No more in-principle approvals: MoEF
The MoEF has reportedly eliminated the system of in-principle approvals, to abolish the practice of launching projects without obtaining the final clearance. According to the ministry, industrial projects in ecologically sensitive areas, like the Western Ghats, will not be cleared unless their impact on the environment had been studied in totality.
Union Government issues guidelines for Caravan, Heliport tourism
The Union Ministry of Tourism has issued guidelines for development and promotion of Caravan, Wellness and Heliport tourism. Under the guidelines, the Caravans will be popularised and promoted by developing Caravan Parks under PPP mode. The Caravan Parks are to be approved by the ministry once they develop the minimum required facilities such as parking bays, tourist amenities centre, landscaping, toilets and adequate measures for safety and security of tourists.
NHAI formulates new norms for bidders
On 12 June 2009 the NHAI board decided to issue the LoA to a highway developer only after the developer has acquired 80 per cent of the land required for the project. Further, the remaining 20 per cent will have to be acquired within 90 days of the project award.

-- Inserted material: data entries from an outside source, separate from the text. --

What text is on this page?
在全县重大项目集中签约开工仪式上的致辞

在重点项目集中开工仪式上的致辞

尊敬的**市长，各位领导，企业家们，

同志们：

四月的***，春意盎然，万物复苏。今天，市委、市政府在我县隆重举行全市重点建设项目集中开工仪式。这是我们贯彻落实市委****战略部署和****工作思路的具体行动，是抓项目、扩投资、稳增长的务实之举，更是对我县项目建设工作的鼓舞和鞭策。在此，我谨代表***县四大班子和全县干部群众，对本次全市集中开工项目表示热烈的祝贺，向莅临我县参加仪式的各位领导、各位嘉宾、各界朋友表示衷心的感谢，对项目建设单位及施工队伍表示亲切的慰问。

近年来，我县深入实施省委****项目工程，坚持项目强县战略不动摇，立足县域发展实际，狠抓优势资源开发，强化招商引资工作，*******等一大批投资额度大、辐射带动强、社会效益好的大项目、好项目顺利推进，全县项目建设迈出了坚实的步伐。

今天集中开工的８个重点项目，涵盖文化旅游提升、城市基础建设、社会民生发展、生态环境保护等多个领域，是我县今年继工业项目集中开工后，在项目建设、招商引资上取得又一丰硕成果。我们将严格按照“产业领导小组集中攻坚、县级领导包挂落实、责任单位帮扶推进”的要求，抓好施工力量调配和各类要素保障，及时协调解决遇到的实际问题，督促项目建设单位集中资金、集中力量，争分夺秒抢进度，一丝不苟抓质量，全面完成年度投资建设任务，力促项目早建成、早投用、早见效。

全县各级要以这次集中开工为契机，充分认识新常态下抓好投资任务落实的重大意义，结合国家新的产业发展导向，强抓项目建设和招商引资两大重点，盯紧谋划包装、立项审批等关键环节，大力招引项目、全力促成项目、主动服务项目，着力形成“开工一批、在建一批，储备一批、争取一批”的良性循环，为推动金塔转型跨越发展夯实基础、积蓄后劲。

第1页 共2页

MoEF's new rule brings private port projects to a standstill
The private ports which are being developed under the jurisdiction of the state governments are likely to be affected due to the MoEF's order to halt the construction of new ports in India. The MoEF had instructed a committee to recommend changes in the draft Coastal Management Zone notification, 2008, in order to keep a tab on the consequences that increasing industrial activity is having on the coastline of the country.

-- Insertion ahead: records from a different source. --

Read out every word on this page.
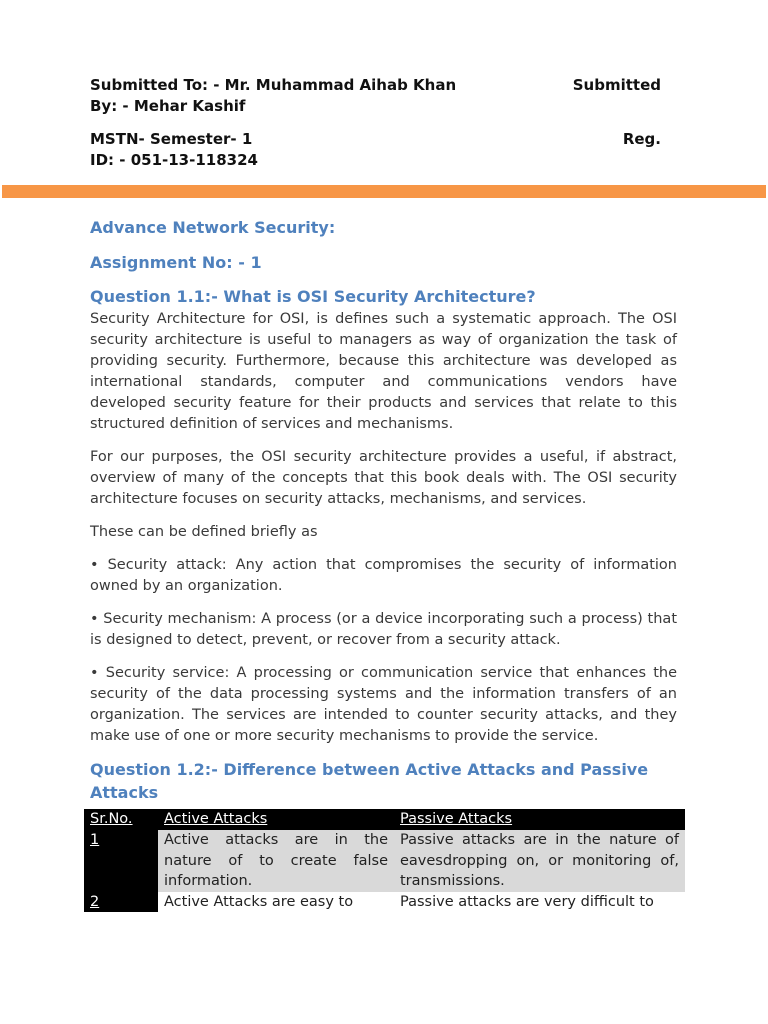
Submitted To: - Mr. Muhammad Aihab Khan	Submitted
By: - Mehar Kashif
MSTN- Semester- 1	Reg.
ID: - 051-13-118324
Advance Network Security:
Assignment No: - 1
Question 1.1:- What is OSI Security Architecture?

Security Architecture for OSI, is defines such a systematic approach. The OSI security architecture is useful to managers as way of organization the task of providing security. Furthermore, because this architecture was developed as international standards, computer and communications vendors have developed security feature for their products and services that relate to this structured definition of services and mechanisms.

For our purposes, the OSI security architecture provides a useful, if abstract, overview of many of the concepts that this book deals with. The OSI security architecture focuses on security attacks, mechanisms, and services.

These can be defined briefly as

• Security attack: Any action that compromises the security of information owned by an organization.

• Security mechanism: A process (or a device incorporating such a process) that is designed to detect, prevent, or recover from a security attack.

• Security service: A processing or communication service that enhances the security of the data processing systems and the information transfers of an organization. The services are intended to counter security attacks, and they make use of one or more security mechanisms to provide the service.

Question 1.2:- Difference between Active Attacks and Passive Attacks
Sr.No.	Active Attacks	Passive Attacks
1	Active attacks are in the nature of to create false information.	Passive attacks are in the nature of eavesdropping on, or monitoring of, transmissions.
2	Active Attacks are easy to	Passive attacks are very difficult to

Prevent rival private ports from bidding for major terminals
A committee set up by the Union Ministry of Shipping has recommended that there is a need to have a policy that prevents competing private ports from bidding for operating terminals in major ports under the PPP policy. Such a policy will promote inter-port competition and also prevent private ports from diverting high-value cargo from major ports by operating a terminal within the major port under the Union Government's jurisdiction. Under the PPP policy, the terminal operator in a major port is required to meet a minimum throughput per annum and shell out certain share of revenues to the port trust.
Special Economic Zones (SEZs)
SEZ approval to be simplified
The Union Ministry of Commerce has initiated steps to lessen the time taken to develop SEZs by simplifying procedures to get the tax-free industrial enclaves notified. Developers are now expected to get their land classified as an SEZ at the initial stage of approval by submitting legal documents that prove land ownership.
The Union Government has also approved stamp duty waiver for SEZ developers on land purchases within the notified area for non-core activities such as building hotels, housing complexes, shopping malls and golf courses.